Case Summaries
London Arbitration 22/18
“A time charter performance warranty was based on "good weather condition" (Beaufort 4 etc.) but without specifying the period it must subsist in order to qualify. The Tribunal rejected an argument that at least 12 hours of good or bad weather in any noon to noon period should characterise weather. Although performance was ultimately decided on other grounds, the Tribunal suggested that a better method was to look at weather conditions at the beginning and end each 6-hour period within any noon to noon 24 hours in order to characterise a weather day.”

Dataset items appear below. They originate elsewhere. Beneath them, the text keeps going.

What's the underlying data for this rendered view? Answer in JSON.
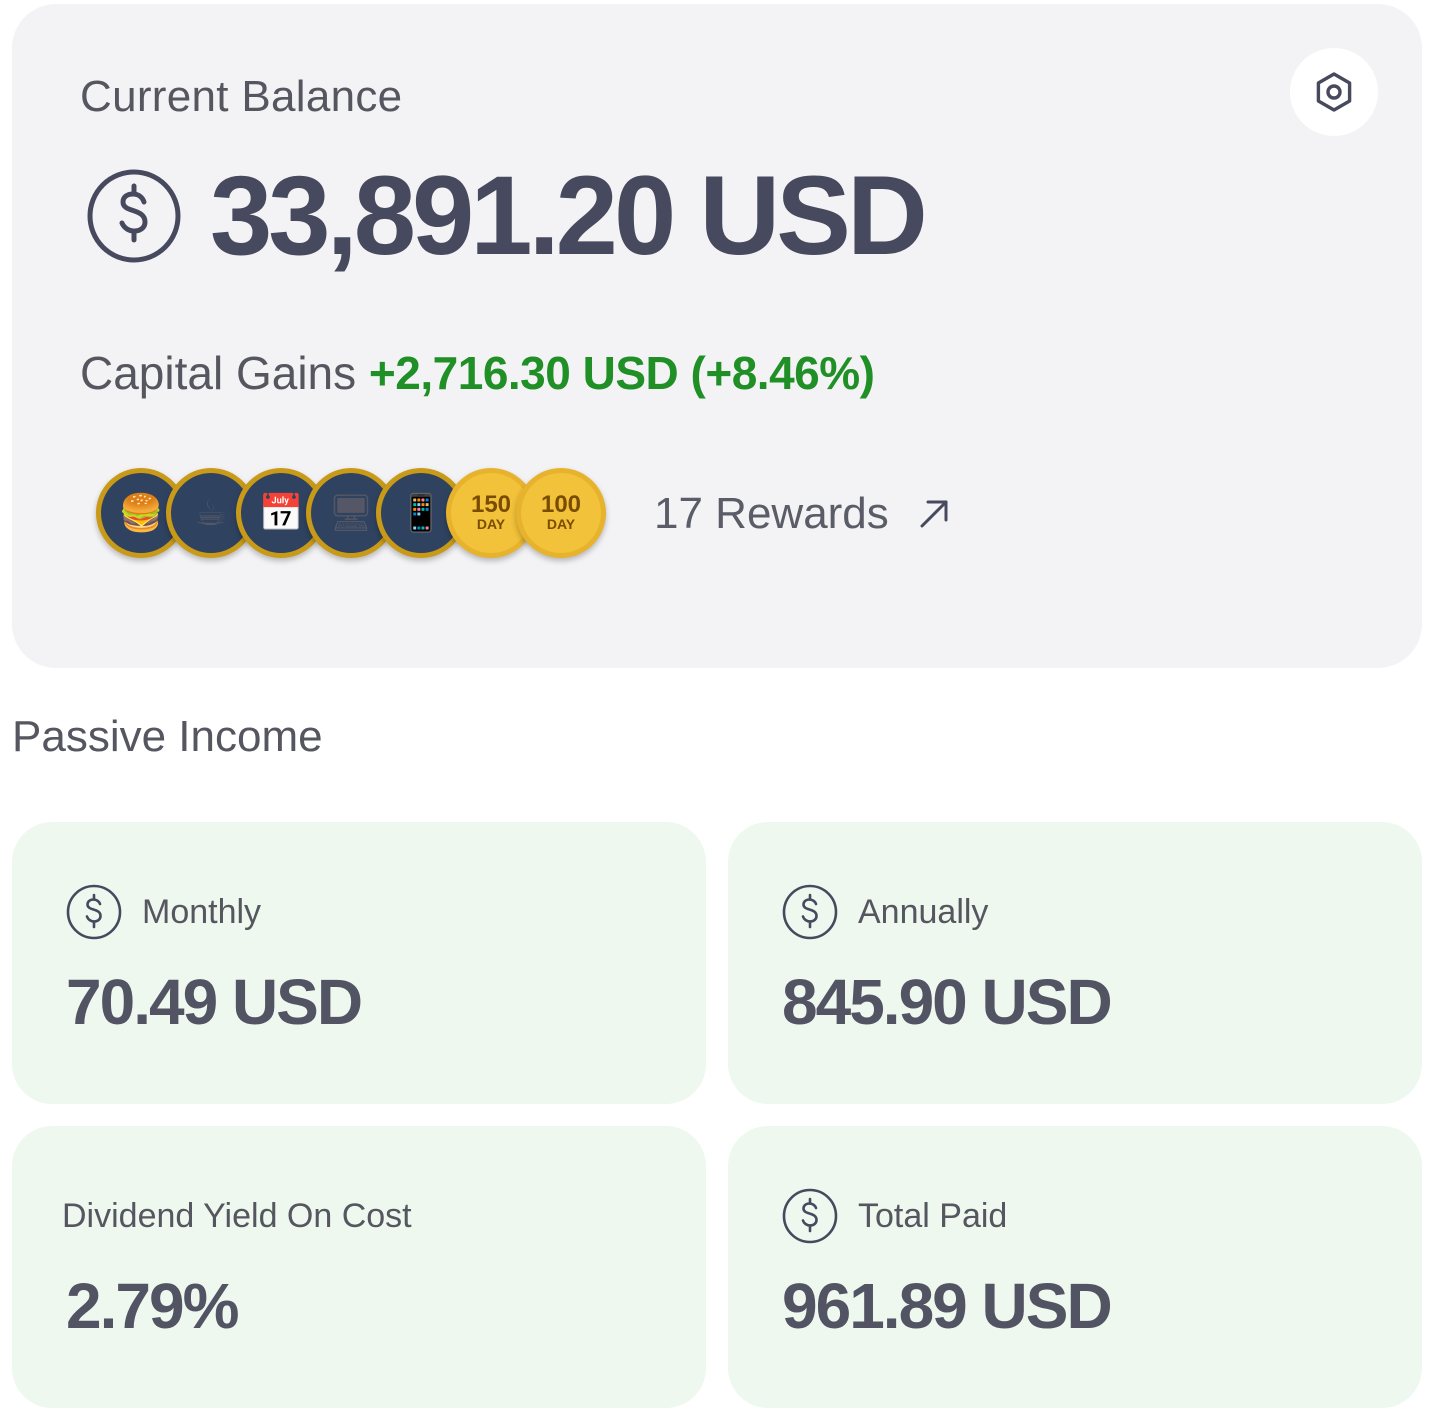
{
  "balance": {
    "label": "Current Balance",
    "value": "33,891.20 USD",
    "gains_label": "Capital Gains",
    "gains_value": "+2,716.30 USD (+8.46%)",
    "settings_icon": "settings-hexagon-icon",
    "currency_icon": "dollar-circle-icon"
  },
  "rewards": {
    "badges": [
      {
        "icon": "burger-icon",
        "glyph": "🍔"
      },
      {
        "icon": "coffee-icon",
        "glyph": "☕"
      },
      {
        "icon": "calendar-coin-icon",
        "glyph": "📅"
      },
      {
        "icon": "computer-globe-icon",
        "glyph": "🖥"
      },
      {
        "icon": "phone-notification-icon",
        "glyph": "📱"
      },
      {
        "icon": "streak-badge",
        "num": "150",
        "unit": "DAY"
      },
      {
        "icon": "streak-badge",
        "num": "100",
        "unit": "DAY"
      }
    ],
    "link_label": "17 Rewards",
    "link_icon": "arrow-up-right-icon"
  },
  "passive_income": {
    "title": "Passive Income",
    "monthly_label": "Monthly",
    "monthly_value": "70.49 USD",
    "annually_label": "Annually",
    "annually_value": "845.90 USD",
    "yield_label": "Dividend Yield On Cost",
    "yield_value": "2.79%",
    "total_label": "Total Paid",
    "total_value": "961.89 USD"
  },
  "colors": {
    "card_bg": "#f3f3f5",
    "stat_bg": "#eef8ee",
    "positive": "#1f8f26",
    "text": "#474a5e",
    "badge_gold": "#f2c23a"
  }
}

London Arbitration 21/18 [2018]
“A T/C description clause providing "above speed and consumption....with a tolerance of 5pct about" [emphasis added] did not imply a single 5% allowance where each of speed and consumption had been expressed in "about" terms. Further, "No negative influence of currents/swell" meant that those conditions did not qualify as good weather but positive currents and swell were to be ignored. And an off hire claim was held to be an attempted performance claim via the back door and in the absence of a stoppage or proof of time loss, failed.”
London Arbitration 18/18
“A Tribunal held that a time charter providing "liability for cargo claims... shall be apportioned/settled as specified by the Interclub... Agreement... 1996 and its subsequent amendments..." did not incorporate Clause 9 of the ICA as added in 2011 - providing for the counter-securing of cargo claims — but only those parts of the ICA dealing with settlement and apportionment.”
London Arbitration 19/18
“By a COA involving several voyages on amended Asbatankvoy terms, Owners' demurrage claims were subject to a 30-day documentary time-bar, running from the day after discharge completed, requiring supporting material to be sent "to Charterers". Owners sent documentation to brokers whose name appeared in a commission clause of the charters. The Tribunal found that those brokers were intermediated brokers whose principals were neither Owners nor Charterers and whose only duty was to pass on messages up and down the chartering chain. Owners could not therefore establish receipt of the documentation by Charterers in time and their claims were time barred.”
London Arbitration 15/18
“The Tribunal found that Sellers had exceeded the contractually specified period of delay, such that Buyers were entitled to terminate a shipbuilding contract and recover the instalments advanced; The Tribunal rejected Sellers' contentions for an implied term as to mutual co-operation and non-impeding, or the application of the 'Prevention Principle' on the grounds that the sophisticated express terms left no room for such provisions.”
London Arbitration 12/18
“The sellers of a road salt cargo claimed that the buyers were in repudiatory breach of the sale contract for not providing the letter of credit on time. The Tribunal found that the provision of a letter of credit was to be read as an innominate term and not a condition as the failure to provide it would have not deprived the sellers of the whole benefit of the contract, i.e. the sale of salt and the expected profit.”